Does migration promote or inhibit diversification?
A trans-Tasman collaboration by Chris Burridge and Jon Waters tested whether migratory behaviour results in greater numbers of species than non-migratory behaviour.
Isolation is often considered ‘king’ with respect to speciation, allowing gene pools to diverge, and hence non-migratory behaviours, involving lower vagility, might be expected to produce more species. However, non-migratory species often have smaller ranges, which exposes them to both greater risk of extinction, and lower likelihood of encountering different environments—a promotor of adaptation and speciation.
Published recently in the journal Evolution, our research tested whether diversification rates (the difference between speciation and extinction) were higher in migratory (diadromous) or non-migratory galaxiid species. The study produced an updated phylogeny for galaxiid fishes, with divergences calibrated through time. Using this phylogeny, the research tested whether rates of diversification rates differed with respect to migratory status.
Our study suggested that non-migratory galaxiids experience faster diversification. The non-migratory lineages likely experience faster diversification owing to chance events that isolate strictly freshwater lineages. In contrast, the potentially lower extinction rates of migratory lineages and greater ability to colonise new environments did not appear to offset the impediment of speciation posed by greater gene flow among populations.
This result contrasted with studies of other migratory/non-migratory taxa, which may relate to the relative dispersal abilities of taxa, and also the geographic context of studies. Diadromy in galaxiids may effectively homogenise gene pools within landmasses, but be insufficient for frequent colonisation of new environments, given the disjunct distribution of freshwater habitats at temperate Southern Hemisphere latitudes.

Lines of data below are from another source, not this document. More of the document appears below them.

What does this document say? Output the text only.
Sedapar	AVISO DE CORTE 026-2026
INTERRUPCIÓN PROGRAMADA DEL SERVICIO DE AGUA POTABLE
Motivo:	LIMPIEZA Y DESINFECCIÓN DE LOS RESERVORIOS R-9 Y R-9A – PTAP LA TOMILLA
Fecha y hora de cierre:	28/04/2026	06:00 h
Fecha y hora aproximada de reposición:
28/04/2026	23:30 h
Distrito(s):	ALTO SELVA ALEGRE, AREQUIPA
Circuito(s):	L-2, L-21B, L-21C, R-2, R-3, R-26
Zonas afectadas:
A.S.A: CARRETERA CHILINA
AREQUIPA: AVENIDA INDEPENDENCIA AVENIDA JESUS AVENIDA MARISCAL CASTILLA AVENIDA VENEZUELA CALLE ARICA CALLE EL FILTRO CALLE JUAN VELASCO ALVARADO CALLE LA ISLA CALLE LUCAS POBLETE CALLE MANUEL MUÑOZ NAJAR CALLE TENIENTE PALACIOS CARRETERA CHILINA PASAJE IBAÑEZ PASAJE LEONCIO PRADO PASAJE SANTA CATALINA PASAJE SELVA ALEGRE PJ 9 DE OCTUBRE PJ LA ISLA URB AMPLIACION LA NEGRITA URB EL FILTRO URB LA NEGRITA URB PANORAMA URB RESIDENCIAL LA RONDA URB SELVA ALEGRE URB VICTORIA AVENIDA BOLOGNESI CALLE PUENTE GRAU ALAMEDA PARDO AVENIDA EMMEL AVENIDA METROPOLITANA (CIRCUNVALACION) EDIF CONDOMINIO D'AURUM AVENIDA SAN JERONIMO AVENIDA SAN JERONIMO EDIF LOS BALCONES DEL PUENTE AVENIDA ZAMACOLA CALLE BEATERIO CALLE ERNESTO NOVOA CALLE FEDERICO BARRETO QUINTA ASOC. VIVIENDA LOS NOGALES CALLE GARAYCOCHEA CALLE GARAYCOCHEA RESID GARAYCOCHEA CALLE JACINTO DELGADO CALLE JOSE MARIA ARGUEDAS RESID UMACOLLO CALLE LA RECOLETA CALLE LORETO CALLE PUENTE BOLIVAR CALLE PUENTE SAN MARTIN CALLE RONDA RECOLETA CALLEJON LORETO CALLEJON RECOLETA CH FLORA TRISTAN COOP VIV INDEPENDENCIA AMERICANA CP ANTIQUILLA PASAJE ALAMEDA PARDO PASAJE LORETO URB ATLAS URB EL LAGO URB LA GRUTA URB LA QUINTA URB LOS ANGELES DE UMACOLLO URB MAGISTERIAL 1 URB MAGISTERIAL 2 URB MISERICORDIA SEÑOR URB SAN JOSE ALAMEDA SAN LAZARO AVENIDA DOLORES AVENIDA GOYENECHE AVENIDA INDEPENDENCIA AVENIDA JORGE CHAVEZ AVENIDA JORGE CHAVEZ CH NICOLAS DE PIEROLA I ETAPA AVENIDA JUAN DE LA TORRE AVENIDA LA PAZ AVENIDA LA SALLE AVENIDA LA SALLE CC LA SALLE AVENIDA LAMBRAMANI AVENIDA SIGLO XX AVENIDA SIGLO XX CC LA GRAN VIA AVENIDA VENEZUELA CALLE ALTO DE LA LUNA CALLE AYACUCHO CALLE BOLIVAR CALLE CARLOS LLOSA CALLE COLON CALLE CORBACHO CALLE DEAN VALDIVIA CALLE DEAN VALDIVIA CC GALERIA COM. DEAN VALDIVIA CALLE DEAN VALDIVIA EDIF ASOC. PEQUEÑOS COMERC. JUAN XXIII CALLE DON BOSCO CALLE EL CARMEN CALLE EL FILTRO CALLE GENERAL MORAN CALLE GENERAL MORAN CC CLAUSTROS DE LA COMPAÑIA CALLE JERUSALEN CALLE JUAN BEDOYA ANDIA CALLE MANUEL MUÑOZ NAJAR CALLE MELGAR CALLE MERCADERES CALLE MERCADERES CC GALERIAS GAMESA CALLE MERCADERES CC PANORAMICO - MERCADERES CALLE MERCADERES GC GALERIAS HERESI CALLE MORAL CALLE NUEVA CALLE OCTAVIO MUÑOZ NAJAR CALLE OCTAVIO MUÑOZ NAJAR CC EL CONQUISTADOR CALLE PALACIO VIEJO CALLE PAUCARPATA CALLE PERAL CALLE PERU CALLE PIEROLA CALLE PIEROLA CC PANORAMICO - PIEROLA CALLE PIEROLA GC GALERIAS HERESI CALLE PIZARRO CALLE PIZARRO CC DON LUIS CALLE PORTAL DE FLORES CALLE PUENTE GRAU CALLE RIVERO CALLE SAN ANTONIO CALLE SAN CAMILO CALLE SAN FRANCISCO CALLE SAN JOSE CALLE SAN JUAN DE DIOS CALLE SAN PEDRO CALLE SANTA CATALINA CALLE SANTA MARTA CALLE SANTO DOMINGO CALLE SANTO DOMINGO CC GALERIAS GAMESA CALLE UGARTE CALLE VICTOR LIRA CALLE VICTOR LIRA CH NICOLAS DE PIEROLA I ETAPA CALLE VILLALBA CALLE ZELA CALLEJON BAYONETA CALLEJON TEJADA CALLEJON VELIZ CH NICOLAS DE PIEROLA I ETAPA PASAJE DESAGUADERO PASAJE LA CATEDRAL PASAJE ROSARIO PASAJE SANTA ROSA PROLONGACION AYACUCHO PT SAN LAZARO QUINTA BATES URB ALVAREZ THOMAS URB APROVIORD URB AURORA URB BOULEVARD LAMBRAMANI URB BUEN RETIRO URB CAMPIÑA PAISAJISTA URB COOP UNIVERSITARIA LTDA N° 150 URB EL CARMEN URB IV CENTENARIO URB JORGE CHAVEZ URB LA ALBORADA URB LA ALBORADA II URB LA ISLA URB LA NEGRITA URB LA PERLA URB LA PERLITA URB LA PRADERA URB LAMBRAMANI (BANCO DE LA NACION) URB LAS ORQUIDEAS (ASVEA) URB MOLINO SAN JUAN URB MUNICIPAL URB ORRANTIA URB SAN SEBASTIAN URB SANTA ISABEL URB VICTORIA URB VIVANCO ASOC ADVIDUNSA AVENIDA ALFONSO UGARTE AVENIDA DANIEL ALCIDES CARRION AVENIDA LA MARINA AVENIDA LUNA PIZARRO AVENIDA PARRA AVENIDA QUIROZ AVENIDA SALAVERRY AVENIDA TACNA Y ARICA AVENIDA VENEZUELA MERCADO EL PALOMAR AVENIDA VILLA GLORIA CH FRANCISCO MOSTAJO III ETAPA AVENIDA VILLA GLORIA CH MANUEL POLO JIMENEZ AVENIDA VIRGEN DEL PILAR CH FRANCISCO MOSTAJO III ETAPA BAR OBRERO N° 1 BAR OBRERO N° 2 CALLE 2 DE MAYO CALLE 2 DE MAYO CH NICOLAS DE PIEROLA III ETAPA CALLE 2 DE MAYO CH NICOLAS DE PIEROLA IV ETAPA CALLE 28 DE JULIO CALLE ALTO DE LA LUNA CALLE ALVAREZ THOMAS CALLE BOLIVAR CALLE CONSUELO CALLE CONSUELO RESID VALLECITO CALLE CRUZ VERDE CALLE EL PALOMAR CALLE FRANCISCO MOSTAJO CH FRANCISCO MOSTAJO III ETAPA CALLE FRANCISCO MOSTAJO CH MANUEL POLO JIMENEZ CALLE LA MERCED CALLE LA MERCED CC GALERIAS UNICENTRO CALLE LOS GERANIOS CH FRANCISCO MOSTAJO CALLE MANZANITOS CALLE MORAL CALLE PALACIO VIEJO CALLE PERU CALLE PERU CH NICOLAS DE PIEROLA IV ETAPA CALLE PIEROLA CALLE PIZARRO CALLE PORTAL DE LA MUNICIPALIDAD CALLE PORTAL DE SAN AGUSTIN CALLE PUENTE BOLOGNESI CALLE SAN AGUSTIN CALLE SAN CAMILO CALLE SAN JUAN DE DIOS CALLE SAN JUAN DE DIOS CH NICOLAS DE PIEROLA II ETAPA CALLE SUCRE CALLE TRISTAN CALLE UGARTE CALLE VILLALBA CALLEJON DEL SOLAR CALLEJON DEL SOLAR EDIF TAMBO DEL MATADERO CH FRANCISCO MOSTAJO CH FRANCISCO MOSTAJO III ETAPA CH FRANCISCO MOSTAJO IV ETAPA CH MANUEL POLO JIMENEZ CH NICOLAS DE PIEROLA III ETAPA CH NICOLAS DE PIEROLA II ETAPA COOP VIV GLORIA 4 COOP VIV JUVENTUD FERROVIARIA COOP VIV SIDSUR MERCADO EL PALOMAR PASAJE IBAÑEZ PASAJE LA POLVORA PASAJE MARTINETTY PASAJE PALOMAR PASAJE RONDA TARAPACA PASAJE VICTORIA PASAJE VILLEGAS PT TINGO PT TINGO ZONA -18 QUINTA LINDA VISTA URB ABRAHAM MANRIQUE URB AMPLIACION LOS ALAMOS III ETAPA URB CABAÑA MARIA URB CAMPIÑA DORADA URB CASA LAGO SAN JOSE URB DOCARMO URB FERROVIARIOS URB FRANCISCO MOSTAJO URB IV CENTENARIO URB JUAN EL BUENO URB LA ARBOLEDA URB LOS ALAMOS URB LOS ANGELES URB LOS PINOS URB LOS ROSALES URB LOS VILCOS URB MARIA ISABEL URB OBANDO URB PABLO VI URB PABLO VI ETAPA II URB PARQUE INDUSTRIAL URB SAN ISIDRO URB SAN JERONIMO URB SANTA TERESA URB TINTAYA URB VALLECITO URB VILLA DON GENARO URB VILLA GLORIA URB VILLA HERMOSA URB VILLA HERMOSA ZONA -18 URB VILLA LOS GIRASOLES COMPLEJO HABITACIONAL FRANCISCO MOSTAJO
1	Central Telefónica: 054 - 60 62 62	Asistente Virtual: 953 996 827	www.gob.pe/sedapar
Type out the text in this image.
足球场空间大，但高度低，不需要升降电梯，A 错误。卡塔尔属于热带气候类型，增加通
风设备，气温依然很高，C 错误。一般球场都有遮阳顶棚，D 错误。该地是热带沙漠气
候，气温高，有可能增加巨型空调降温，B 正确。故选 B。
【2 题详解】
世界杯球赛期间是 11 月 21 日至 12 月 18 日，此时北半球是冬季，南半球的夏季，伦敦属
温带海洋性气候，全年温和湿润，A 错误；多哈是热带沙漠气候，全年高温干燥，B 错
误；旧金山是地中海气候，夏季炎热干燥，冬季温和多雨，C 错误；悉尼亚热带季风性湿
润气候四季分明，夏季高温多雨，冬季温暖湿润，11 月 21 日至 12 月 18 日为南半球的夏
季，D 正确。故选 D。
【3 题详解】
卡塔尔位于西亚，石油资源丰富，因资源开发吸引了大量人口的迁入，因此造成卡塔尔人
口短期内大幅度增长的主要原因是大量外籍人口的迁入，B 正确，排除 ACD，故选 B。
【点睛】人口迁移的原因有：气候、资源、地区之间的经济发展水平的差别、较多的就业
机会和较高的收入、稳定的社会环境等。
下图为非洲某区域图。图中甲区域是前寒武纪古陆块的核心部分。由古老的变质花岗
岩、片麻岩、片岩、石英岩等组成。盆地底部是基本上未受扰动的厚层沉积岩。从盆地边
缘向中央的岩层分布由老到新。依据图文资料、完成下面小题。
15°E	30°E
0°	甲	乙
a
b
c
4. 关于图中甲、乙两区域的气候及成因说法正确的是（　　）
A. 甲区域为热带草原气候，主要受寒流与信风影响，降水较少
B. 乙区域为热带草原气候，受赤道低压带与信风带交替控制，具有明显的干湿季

What was also interesting was that within the non-migratory lineages we also had evidence for two diversification rates. Lineages within geologically dynamic regions of New Zealand, and also those of the Galaxias olidus complex in mainland Australia, exhibited very fast diversification. We hypothesise that this reflects the role of geology in creating allopatric distributions in New Zealand, and morphological attributes of the olidus complex that could promote occasional crossing of otherwise insurmountable barriers, again creating allopatric distributions.
This research was published by Chris Burridge (University of Tasmania) and Jon Waters (University of Otago).